La réalité virtuelle pour préparer le post-opératoire Prévention
L’Assistance publique-Hôpitaux de Marseille va lancer une expérimentation : les patients en attente de greffe pulmonaire bénéficieront d’une préparation psychologique pour limiter l’angoisse
La greffe de poumon est une opération lourde mais vitale pour les quelque 400 malades qui en bénéficient chaque année en France. A l’Assistance publique-hôpitaux de Marseille (APHM), une cinquantaine de personnes retrouvent ainsi un nouveau souffle tous les ans. Sauf que le réveil en salle de réanimation apparaît toujours très violent. Il faut imaginer qu’un patient nouvellement greffé du poumon reprend ses esprits au bout de 24 heures à plusieurs jours, dans un environnement médical très anxiogène. Il est dans un box, intubé, encore relié au ventilateur et avec des drains un peu partout. A cela s’ajoute les bruits des alarmes, les soignants qui parfois se précipitent au chevet de quelqu’un d’autre… De quoi susciter beaucoup d’inquiétude.

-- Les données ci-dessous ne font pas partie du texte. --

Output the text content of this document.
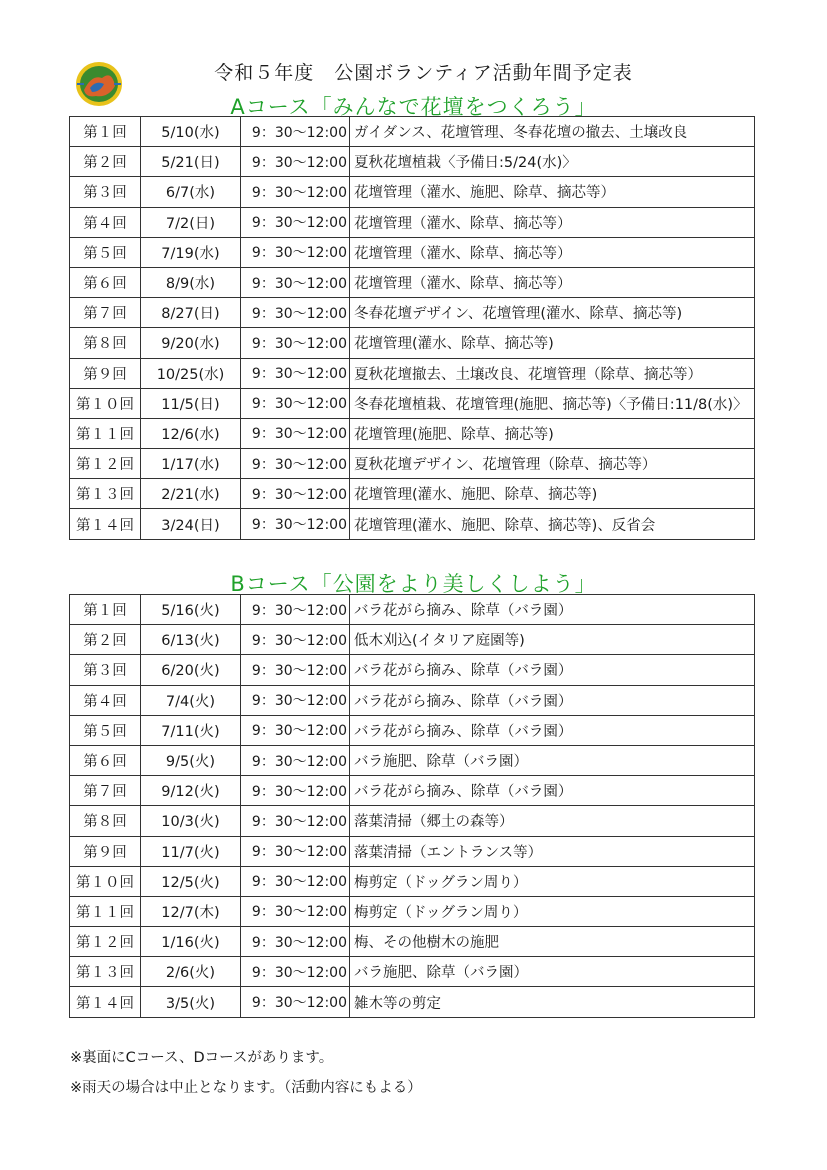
令和５年度　公園ボランティア活動年間予定表
Aコース「みんなで花壇をつくろう」
第１回	5/10(水)	9：30～12:00	ガイダンス、花壇管理、冬春花壇の撤去、土壌改良
第２回	5/21(日)	9：30～12:00	夏秋花壇植栽〈予備日:5/24(水)〉
第３回	6/7(水)	9：30～12:00	花壇管理（灌水、施肥、除草、摘芯等）
第４回	7/2(日)	9：30～12:00	花壇管理（灌水、除草、摘芯等）
第５回	7/19(水)	9：30～12:00	花壇管理（灌水、除草、摘芯等）
第６回	8/9(水)	9：30～12:00	花壇管理（灌水、除草、摘芯等）
第７回	8/27(日)	9：30～12:00	冬春花壇デザイン、花壇管理(灌水、除草、摘芯等)
第８回	9/20(水)	9：30～12:00	花壇管理(灌水、除草、摘芯等)
第９回	10/25(水)	9：30～12:00	夏秋花壇撤去、土壌改良、花壇管理（除草、摘芯等）
第１０回	11/5(日)	9：30～12:00	冬春花壇植栽、花壇管理(施肥、摘芯等)〈予備日:11/8(水)〉
第１１回	12/6(水)	9：30～12:00	花壇管理(施肥、除草、摘芯等)
第１２回	1/17(水)	9：30～12:00	夏秋花壇デザイン、花壇管理（除草、摘芯等）
第１３回	2/21(水)	9：30～12:00	花壇管理(灌水、施肥、除草、摘芯等)
第１４回	3/24(日)	9：30～12:00	花壇管理(灌水、施肥、除草、摘芯等)、反省会
Bコース「公園をより美しくしよう」
第１回	5/16(火)	9：30～12:00	バラ花がら摘み、除草（バラ園）
第２回	6/13(火)	9：30～12:00	低木刈込(イタリア庭園等)
第３回	6/20(火)	9：30～12:00	バラ花がら摘み、除草（バラ園）
第４回	7/4(火)	9：30～12:00	バラ花がら摘み、除草（バラ園）
第５回	7/11(火)	9：30～12:00	バラ花がら摘み、除草（バラ園）
第６回	9/5(火)	9：30～12:00	バラ施肥、除草（バラ園）
第７回	9/12(火)	9：30～12:00	バラ花がら摘み、除草（バラ園）
第８回	10/3(火)	9：30～12:00	落葉清掃（郷土の森等）
第９回	11/7(火)	9：30～12:00	落葉清掃（エントランス等）
第１０回	12/5(火)	9：30～12:00	梅剪定（ドッグラン周り）
第１１回	12/7(木)	9：30～12:00	梅剪定（ドッグラン周り）
第１２回	1/16(火)	9：30～12:00	梅、その他樹木の施肥
第１３回	2/6(火)	9：30～12:00	バラ施肥、除草（バラ園）
第１４回	3/5(火)	9：30～12:00	雑木等の剪定
※裏面にCコース、Dコースがあります。
※雨天の場合は中止となります。（活動内容にもよる）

« Pour nous, l’anxiété voire la dépression qui peut s’emparer des patients est délétère : ils n’ont plus la force de se battre, de ce fait ils récupèrent moins vite. Nous savons qu’ils ne sont pas assez préparés à ce qu’ils vont vivre en post-opératoire », raconte, lucide, le Dr Benjamin Coiffard, pneumologue à l’APHM. Pour améliorer la préparation, le médecin a travaillé de concert avec le Dr François Maltese, psychologue du service, sur un projet de réalité virtuelle. « Pour l’instant, on ne se sert de cette technologie qu’en traitement curatif d’un trouble psychologique déjà présent. Or notre objectif était de travailler en amont, pour éviter qu’ils ne développent un traumatisme psychologique », commente le médecin. Les professionnels de santé ont développé avec C2Care – une société toulonnaise spécialisée dans le développement de logiciels thérapeutiques en réalité virtuelle – un programme qui sera prochainement lancé en phase de test. Si les résultats sont probants, la technologie pourrait être proposée à tous les patients bénéficiant d’une chirurgie programmée avec réveil en salle de réanimation.
Thérapie de l’habituation
Concrètement, un patient dont l’état de santé justifie une greffe de poumon, se verra proposer, au cours du bilan préalable à l’inscription sur la liste des personnes en attente de greffe, de bénéficier de séances de réalité virtuelle. « C’est ce qu’on appelle la thérapie de l’habituation : on plonge le patient dans l’univers de la salle de réanimation pour qu’il sache globalement à quoi s’attendre », explique le Dr Coiffard.
Le malade va ainsi suivre trois séances de 45 minutes, pour trois scénarios progressifs. D’abord, il sera « spectateur ». Il visitera les locaux de la réanimation, le box dans lequel il se réveillera. Il verra l’équipe soignante (les médecins, les infirmiers, etc.) qui se présentera et expliquera son rôle. Lors de la deuxième étape, il sera cette fois-ci allongé sur le lit tel qu’il sera à l’issue de l’opération. Il sera donc intubé et relié au ventilateur, aux capteurs avec le bruit du monitoring. Il va ainsi comprendre dans quelle situation et dans quel environnement il se trouvera au réveil. Il saura ce que sont les instruments et à quoi ils servent, comment les soins vont se dérouler mais aussi les séances de kiné, etc. Enfin, dernière séance, la plus réaliste et la plus impressionnante. Il sera encore dans la position du nouveau greffé mais avec en plus, l’environnement stressant que peut représenter la réanimation. Des alarmes vont retentir comme dans la réalité. Car même si elles ne signalent pas nécessairement un danger vital, elles peuvent être impressionnantes.
Basé sur les retours d’expérience
« Pour concevoir les scénarios, nous nous sommes basés sur ce que nous ont rapporté les patients greffés et sur la manière dont ils avaient vécu la période postopératoire en réanimation. Ils ont cité tout ce qui avait été source de stress pour eux. Par exemple, ils expliquent s’être sentis seuls dans le box, alors qu’ils étaient très surveillés mais ne s’en rendaient pas compte », confie le Dr Coiffard. Cette expérience d’anticipation des répercussions psychologiques basée sur la réalité virtuelle est très attendue. Si les résultats sont positifs, cela permettrait d’apporter un service inestimable aux malades avec des répercussions bénéfiques sur le plan médical. Car un patient confiant est un patient qui récupère mieux.